If you don't have anything to hide then I'd say, theoretically, you should feel safer. Personally having tracked my own metrics correlating to large-media centers of projection - seeing the stark contrast in what they are covering now compared to a month ago... I feel much less safe, to say the least. the divisiveness of media is going to bring ruin to the people before any breaches of constitutional rights. The pen is much mightier than the sword. The media is not run by the people. It is run by individuals who must propagate, elevate, and harness a position that ensures their growth. They, despite all their spin over the facts, and how they justify their position through viewership, are not fair or balanced whatsoever. mark my words.
This has nothing to do with the media. At issue here is a spy agency hiring people behind their employers back, to do things that are strictly forbidden in their employment contracts, and specifically forbidden by the Constitution. A FedEx employee cannot open a package and survey the contents, then button it back up, and ship it on to its destination. However this is exactly what the DEA did, compromising the company, the employee, and illegally gathering information on people who were not under investigation. The law is pretty straight forward and simple on this subject: You are innocent until proven guilty, and the legal forces cannot just pick you out at random and investigate you to see if you have done anything wrong. That's just Privacy 101 in our democracy. The police "must have Probable Cause" to begin investigating anyone for anything. They can't just rifle around in your stuff until they find something suspicious and then investigate you for it. And the "if you don't have anything to hide" school of logic is easily refuted with grade school-level logic. Don't make me school you like a 5th grader.

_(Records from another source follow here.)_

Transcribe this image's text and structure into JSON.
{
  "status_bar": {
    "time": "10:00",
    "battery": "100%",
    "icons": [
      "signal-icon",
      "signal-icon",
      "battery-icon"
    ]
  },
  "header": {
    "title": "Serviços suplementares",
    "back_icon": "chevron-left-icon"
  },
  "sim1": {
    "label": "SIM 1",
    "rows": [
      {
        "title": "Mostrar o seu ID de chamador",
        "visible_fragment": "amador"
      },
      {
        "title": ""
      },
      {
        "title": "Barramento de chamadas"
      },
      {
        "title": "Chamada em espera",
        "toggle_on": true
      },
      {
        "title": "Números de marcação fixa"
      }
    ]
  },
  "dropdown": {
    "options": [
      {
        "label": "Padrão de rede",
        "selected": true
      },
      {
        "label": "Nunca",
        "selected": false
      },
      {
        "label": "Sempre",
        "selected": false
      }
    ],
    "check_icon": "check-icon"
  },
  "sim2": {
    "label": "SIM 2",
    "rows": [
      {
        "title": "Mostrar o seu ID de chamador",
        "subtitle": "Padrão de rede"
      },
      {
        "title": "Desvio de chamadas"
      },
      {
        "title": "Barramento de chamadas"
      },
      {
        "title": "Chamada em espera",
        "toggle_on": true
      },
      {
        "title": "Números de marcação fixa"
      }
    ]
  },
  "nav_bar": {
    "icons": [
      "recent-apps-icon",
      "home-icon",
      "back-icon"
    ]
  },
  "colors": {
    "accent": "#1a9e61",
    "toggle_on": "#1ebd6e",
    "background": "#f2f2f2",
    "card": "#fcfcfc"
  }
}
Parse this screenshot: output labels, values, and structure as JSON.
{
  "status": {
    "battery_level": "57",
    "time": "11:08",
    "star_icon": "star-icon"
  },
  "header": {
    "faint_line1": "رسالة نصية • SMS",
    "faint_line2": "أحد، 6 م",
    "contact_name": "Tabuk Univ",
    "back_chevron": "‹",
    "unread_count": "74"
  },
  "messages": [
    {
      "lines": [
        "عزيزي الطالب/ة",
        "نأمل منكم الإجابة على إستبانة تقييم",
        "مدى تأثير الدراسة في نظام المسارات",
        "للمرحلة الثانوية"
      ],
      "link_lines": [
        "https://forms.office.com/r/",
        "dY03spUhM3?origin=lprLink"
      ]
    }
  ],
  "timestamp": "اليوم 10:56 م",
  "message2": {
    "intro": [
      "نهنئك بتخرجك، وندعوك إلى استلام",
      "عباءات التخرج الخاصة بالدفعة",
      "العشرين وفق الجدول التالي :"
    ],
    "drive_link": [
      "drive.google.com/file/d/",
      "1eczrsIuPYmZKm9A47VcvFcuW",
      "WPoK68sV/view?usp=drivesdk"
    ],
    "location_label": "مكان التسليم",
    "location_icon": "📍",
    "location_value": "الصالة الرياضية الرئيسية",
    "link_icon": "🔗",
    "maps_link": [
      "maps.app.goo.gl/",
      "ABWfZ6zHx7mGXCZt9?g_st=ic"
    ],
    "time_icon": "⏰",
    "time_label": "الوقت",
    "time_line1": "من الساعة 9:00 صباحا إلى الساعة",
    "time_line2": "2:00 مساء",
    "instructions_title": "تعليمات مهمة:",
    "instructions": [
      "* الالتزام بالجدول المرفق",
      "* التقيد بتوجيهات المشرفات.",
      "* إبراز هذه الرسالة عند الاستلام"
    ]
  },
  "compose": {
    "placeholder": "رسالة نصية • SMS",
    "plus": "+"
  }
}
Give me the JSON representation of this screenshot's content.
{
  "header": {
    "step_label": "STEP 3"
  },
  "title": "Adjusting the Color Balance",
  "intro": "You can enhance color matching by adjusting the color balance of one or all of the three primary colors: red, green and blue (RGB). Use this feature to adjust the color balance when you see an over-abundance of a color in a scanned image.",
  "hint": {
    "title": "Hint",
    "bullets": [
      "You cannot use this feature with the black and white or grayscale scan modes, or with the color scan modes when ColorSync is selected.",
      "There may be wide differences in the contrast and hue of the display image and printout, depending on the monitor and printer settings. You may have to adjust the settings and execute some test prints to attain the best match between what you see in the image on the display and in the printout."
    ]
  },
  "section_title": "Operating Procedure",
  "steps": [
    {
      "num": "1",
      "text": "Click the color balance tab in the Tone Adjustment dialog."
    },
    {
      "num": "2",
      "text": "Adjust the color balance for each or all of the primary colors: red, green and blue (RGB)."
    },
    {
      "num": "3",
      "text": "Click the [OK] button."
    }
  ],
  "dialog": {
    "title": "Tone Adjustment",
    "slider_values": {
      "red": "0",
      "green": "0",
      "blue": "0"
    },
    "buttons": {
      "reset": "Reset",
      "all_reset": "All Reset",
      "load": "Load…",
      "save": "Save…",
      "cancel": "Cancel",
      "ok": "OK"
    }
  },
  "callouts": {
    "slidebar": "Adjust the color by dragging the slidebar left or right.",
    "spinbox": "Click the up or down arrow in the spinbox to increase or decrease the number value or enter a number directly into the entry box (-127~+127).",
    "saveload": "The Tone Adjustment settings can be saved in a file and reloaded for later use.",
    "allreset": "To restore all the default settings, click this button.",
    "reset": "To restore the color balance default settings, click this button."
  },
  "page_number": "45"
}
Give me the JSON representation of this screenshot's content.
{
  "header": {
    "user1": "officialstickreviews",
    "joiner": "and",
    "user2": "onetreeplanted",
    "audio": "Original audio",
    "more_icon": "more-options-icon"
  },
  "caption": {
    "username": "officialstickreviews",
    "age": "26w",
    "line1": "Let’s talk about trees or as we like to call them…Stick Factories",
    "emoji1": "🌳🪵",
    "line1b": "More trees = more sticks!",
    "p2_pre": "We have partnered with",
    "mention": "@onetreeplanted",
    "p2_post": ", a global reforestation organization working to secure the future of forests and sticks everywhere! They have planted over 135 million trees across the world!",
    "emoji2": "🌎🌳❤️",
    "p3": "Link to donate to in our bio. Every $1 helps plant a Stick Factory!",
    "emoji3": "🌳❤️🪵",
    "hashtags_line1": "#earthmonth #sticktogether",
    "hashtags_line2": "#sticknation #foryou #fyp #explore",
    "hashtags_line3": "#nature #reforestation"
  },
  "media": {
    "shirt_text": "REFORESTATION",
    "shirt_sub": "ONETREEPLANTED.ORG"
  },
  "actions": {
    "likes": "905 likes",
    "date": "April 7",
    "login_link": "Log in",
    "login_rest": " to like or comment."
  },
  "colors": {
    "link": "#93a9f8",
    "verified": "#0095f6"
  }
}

how did you come upon this information? If you can't explain something simply, you don't understand it well enough. The constitution was meant to be a living document, I know friends who interpret the constitution much differently than I do. Media has balkanized everyone, and the risk media presents today is far greater than this unconstitutional behavior by the U.S. government. I'm defending the law only so far as it is intended, and while fundamental amendments are actively denounced by the media, I attack them on the grounds that their covering is not credible as a source of news. I am a conspiracy theorist, after all. People, like it or not, are far more co-dependent upon technology today than they are upon their government. Look at the popular topics present in culture, and the way they are transferred. Centralized hubs for propagating information are becoming synonymous with legislation. Conversation is now dependent upon infrastructure solely propped up by individuals and their (often hidden) agendas. I wish KB didn't have me blocked now. I know he has a lot of experience with cloud-based social archetypes. The position of the government today in comparison to the sphere of influence media has is the lesser of two evils (imo). The bias today in media has promoted a rupturing within society down to the fundamental values of our country. I'm not dogging the 1st amendment. But looking at the constitution as a living document, the freedom of speech is being circumvented by the snowballing of media-tech. On paper it is revolutionary, but look at the degree of social engagement today. I've met a lot of socially hyperactive persons, who have zero concept of a reality outside of the spheres they chose to follow in the cloud.... stagnation in my humble opinion. (and something something, space is the answer).This has nothing to do with the media.
If I am interpreting your question - and its intended implications - properly, you are saying, "Hey goobster, you believe what you believe because of the slant of the media outlet you consumed the information through." Which is wrong, in general, and specifically in this case. The media is an interpretive layer between you and the actual information. They contextualize and package information, and present it via their publishing methods. The (reputable) media doesn't make things up. They see a situation, a report, a NOUN of some sort, and then they interpret that person/place/thing and package it to make it into a story. But the same data that reporter reported on is available to you to scrutinize yourself and make your own decisions about. Their information sources are not proprietary. (And when they have proprietary sources (see: Snowden), they aren't proprietary once the information comes out. Others will pick up that information and report on it using their own story frameworks and interpretations.) It honestly frightens me that you are ignorant of, and clearly do not use, original sources, and instead suck at the teat of media. What the media provide is not information. It is story. A packaged product that delivers on specifically defined goals. If you are unaware of this, and truly believe the supposition you made above that my information comes solely from media sources, then we really don't have anything else to talk about. That's just willful ignorance of the topic on your part, and leaves us no space for conversation on the actual issue at hand. This has nothing to do with the media.
how did you come upon this information?
you're totally right - I'm speaking of the entire scope of media and it's strength relative to the position it held as it was represented hundreds of years ago in the constitution. I'm interpreting the trends, not extrapolating my opinion off of media sources. Thanks for your feedback. I'm clearly not going to entertain the idea of sharing more of what I think with you.